DAILY FILM DOSE: A Daily Film Appreciation and Review Blog: Alice in Wonderland

Tuesday 15 June 2010

Alice in Wonderland

Alice in Wonderland (2010) dir. Tim Burton
Starring; Johnny Depp, Mia Wasikowska, Helena Bonham Carter, Anne Hathaway, Crispin Glover

**

By Alan Bacchus

I have a pretty good intuition about the movies I watch and I certainly had expectations about Alice in Wonderland after seeing the trailer earlier in the year. And so, despite the presence of Tim Burton on this picture, I decided not to see it. Then the movie made mondo bucks at the box offfice, was a big hit and with some decent reviews, and good recommendations from some people I know.

And so on Blu-Ray I just had to check it out – completely forgetting what my initial reservations were. And yes, low and behold, the film fit neatly into my very low expectations.

Why?

Alice in Wonderland is a treasured book so ingrained in our collective pop culture consciousness. Hell, I even played the King of Hearts in my grade four school play. But Tim Burton’s treatment of the story is one of the laziest, uninspired adaptations of classic literature I’ve ever seen.

Unfortunately this has mostly to do with the technical aspects of the film, which I hate to single out over the story, but is indeed the cause of my displeasure.

Despite Burton’s unique artistic gifts, he chose to put Wonderland on a big circular green screen with only a handful of real people to populate this largely computer generated world. Sure, computer graphics are 20 years old now, and part of the regular vocabulary of cinema, but when overused with such veracity we lose all sense of depth, texture and thus ‘wonder’ of Wonderland. In fact, I was reading an interview with Christopher Nolan about the use of CG, and his opinion sums my thoughts up perfectly, "..however sophisticated a process of animation is, the audience can always, on some level, tell the difference between something that has been photographed and something that has been animated by an artist.”

Burton’s story diverges from Lewis Carroll’s original book slightly, which is ok. In this version Alice is 20 years old, living in a stuffy upper class British estate and promised to marry a foppish boob. After rejecting his proposal she runs off to follow a peculiar march hare dressed in a waist coat, only to fall into the now-famous rabbit hole which takes her to Wonderland – a colourful, but claustrophobic and flaccid green screen Wonderland.

She’s identified as not the right Alice, as the creatures that inhabit this world seem to expect another girl named Alice who has been there before. The evil Queen of Hearts is expecting this Alice, who is prophesized to defeat her gargantuan beast the Jabberwocky and usurp her authority over the land. Thus she is her bitter enemy.
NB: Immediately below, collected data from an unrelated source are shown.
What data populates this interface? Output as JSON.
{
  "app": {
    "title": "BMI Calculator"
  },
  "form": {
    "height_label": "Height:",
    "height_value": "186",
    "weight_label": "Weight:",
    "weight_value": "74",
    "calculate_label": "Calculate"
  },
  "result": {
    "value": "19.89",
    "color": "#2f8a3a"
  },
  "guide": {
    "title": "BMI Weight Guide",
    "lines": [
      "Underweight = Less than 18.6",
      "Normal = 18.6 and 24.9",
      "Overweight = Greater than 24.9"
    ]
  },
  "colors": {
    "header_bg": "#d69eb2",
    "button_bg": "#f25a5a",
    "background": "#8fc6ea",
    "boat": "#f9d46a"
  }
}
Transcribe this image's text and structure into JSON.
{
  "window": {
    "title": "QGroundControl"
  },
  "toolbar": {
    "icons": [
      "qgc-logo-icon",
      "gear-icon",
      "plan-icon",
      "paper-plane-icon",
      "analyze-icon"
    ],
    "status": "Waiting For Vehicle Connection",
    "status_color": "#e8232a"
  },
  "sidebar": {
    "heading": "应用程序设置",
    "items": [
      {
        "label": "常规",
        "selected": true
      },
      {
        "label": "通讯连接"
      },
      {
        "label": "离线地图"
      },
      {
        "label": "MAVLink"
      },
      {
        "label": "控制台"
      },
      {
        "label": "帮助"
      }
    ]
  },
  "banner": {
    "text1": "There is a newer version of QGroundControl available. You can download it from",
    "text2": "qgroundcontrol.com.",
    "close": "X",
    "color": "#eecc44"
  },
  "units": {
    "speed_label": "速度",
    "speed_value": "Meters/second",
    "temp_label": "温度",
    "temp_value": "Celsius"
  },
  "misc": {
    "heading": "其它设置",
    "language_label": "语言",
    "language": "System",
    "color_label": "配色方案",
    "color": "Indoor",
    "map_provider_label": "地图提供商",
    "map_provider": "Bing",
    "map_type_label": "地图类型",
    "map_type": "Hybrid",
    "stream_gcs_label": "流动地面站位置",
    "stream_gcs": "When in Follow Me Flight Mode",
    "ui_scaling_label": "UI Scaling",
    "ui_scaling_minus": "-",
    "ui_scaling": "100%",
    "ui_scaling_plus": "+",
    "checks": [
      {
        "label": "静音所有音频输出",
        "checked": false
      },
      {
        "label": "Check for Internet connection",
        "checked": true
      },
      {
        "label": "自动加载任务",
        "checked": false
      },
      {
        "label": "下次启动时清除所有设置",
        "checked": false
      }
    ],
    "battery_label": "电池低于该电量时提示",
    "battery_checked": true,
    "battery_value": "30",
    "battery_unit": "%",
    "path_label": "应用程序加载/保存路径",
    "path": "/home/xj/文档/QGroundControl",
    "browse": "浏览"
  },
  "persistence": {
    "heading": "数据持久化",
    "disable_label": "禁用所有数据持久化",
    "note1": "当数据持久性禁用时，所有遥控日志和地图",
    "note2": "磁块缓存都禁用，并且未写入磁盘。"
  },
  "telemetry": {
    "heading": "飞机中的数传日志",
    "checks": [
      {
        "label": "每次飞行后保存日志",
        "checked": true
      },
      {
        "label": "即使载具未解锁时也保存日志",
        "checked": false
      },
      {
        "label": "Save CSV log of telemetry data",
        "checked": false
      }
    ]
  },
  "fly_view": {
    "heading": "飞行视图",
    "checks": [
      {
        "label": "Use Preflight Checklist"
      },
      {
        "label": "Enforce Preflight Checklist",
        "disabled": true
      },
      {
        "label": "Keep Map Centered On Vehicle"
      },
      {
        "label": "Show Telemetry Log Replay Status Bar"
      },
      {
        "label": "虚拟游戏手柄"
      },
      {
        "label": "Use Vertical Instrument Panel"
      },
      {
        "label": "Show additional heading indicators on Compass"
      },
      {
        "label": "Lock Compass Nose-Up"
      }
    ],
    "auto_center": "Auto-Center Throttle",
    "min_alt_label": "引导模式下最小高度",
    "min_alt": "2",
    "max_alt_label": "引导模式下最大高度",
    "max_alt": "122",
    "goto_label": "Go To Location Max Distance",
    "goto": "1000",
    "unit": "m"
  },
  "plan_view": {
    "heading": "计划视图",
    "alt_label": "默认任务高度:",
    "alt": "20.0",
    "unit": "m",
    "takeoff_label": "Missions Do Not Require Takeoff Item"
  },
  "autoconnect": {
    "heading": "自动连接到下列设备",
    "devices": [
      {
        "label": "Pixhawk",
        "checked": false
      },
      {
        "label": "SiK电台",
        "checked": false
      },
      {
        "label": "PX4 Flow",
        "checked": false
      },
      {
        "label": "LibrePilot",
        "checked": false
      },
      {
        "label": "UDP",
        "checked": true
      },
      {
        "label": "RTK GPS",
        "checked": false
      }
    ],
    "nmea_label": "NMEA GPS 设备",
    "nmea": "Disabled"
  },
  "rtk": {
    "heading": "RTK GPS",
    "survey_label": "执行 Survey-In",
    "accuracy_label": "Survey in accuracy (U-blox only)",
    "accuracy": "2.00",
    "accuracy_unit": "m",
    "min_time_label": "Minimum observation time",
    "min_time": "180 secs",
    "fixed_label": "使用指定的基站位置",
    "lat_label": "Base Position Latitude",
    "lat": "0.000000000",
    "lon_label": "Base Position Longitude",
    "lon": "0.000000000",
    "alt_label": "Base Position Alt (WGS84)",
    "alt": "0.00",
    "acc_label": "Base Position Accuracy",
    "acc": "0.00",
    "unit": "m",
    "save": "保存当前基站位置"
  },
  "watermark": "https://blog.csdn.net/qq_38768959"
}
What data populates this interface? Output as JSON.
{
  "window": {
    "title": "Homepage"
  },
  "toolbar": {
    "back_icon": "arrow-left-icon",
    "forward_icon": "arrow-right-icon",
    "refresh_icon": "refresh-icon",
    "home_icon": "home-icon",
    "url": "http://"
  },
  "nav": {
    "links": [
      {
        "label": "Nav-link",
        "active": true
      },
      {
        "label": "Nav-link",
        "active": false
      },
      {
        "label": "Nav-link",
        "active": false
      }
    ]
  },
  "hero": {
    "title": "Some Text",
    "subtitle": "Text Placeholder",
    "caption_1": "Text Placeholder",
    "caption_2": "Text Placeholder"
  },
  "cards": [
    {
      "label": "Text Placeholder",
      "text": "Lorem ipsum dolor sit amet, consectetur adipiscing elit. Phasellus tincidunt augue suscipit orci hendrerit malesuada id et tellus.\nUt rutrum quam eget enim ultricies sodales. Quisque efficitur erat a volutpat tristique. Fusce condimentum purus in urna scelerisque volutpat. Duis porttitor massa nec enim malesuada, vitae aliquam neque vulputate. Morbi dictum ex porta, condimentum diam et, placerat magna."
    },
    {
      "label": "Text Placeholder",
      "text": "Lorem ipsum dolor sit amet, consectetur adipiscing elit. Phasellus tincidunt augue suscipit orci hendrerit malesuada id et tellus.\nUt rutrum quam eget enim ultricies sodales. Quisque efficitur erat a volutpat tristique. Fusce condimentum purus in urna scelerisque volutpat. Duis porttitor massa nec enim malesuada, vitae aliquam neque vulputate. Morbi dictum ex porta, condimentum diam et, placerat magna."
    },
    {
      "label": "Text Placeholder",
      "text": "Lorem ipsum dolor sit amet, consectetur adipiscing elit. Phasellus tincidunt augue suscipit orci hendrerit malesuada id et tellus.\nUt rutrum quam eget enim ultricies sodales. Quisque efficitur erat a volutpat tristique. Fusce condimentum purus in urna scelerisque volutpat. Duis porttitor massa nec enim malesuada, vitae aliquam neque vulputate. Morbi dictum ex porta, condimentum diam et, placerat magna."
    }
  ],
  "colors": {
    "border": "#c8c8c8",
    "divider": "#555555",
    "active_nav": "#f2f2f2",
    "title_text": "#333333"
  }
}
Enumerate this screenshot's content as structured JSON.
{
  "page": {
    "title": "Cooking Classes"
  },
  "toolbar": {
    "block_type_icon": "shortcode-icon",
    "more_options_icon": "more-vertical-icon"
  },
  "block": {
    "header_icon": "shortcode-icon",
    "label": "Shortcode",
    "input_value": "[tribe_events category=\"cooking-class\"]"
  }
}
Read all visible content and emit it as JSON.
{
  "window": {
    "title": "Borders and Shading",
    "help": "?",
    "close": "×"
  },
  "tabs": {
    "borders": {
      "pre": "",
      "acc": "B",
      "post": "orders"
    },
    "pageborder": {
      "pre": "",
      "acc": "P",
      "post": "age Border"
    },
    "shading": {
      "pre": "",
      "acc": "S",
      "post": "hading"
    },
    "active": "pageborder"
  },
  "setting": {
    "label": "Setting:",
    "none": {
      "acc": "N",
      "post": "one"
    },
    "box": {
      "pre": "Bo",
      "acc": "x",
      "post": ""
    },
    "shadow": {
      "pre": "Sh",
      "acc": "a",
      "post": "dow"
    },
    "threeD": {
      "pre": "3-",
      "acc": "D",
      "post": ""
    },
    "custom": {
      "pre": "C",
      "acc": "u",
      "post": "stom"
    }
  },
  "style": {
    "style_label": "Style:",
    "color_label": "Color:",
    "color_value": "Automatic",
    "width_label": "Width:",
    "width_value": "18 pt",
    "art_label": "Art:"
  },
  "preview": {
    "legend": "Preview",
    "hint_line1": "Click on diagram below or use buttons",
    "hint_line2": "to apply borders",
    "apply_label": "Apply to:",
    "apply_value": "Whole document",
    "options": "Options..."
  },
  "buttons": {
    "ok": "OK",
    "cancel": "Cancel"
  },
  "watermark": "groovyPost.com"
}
Alice eventually teams up with the Mad Hatter and the White Queen to defeat the Red Queen and fulfil her destiny as saviour of Wonderland.

In addition to laziness of using almost exclusively computer generated character, backdrops, props, costume etc, Burton’s designs feel like another recycling of his other films – a pasty-skinned blondie as his leading lady, big eyed monsters, with big mouths full of sharp pointy teeth, ornate gothic looking trees with branches snake around themselves etc etc.

And of course without the visible texture of either stop motion clay figures as in ‘The Nightmare Before Christmas’ or just plain old tangible objects we never feel like Alice’s world is real, nor a tangible fantasy. Instead it all feels like a forgettable cartoon, like Shrek or Madagascar. This is what I thought this picture would feel like after seeing the trailer, and sadly I was right.

‘Alice in Wonderland’ is available Blu-Ray from Walt Disney Studios Home Entertainment

2 comments :

M. Carter @ the Movies said...

I believe the reasons you were disappointed were pretty similar to the reasons I was disappointed. My hopes for "Alice in Wonderland" were sky high because a) it's Tim Burton and b) it's Johnny Depp, and those two are aces together. But Burton's film didn't do justice to the classic or, really, best the Disney film in any particular way. It's a visual stunner, but the characters, for the most part, fell flat. Or, rather, the best characters -- Stephen Fry's Cheshire Cat, Helena Bonham Carter's Red Queen, Anne Hathaway's White Queen -- got too little screentime while the less interesting/more grating characters hogged the screen.

Alan Bacchus said...

Thanks M for your comment. For me, the visuals were dull - the reliance on the computer generated world felt lifeless.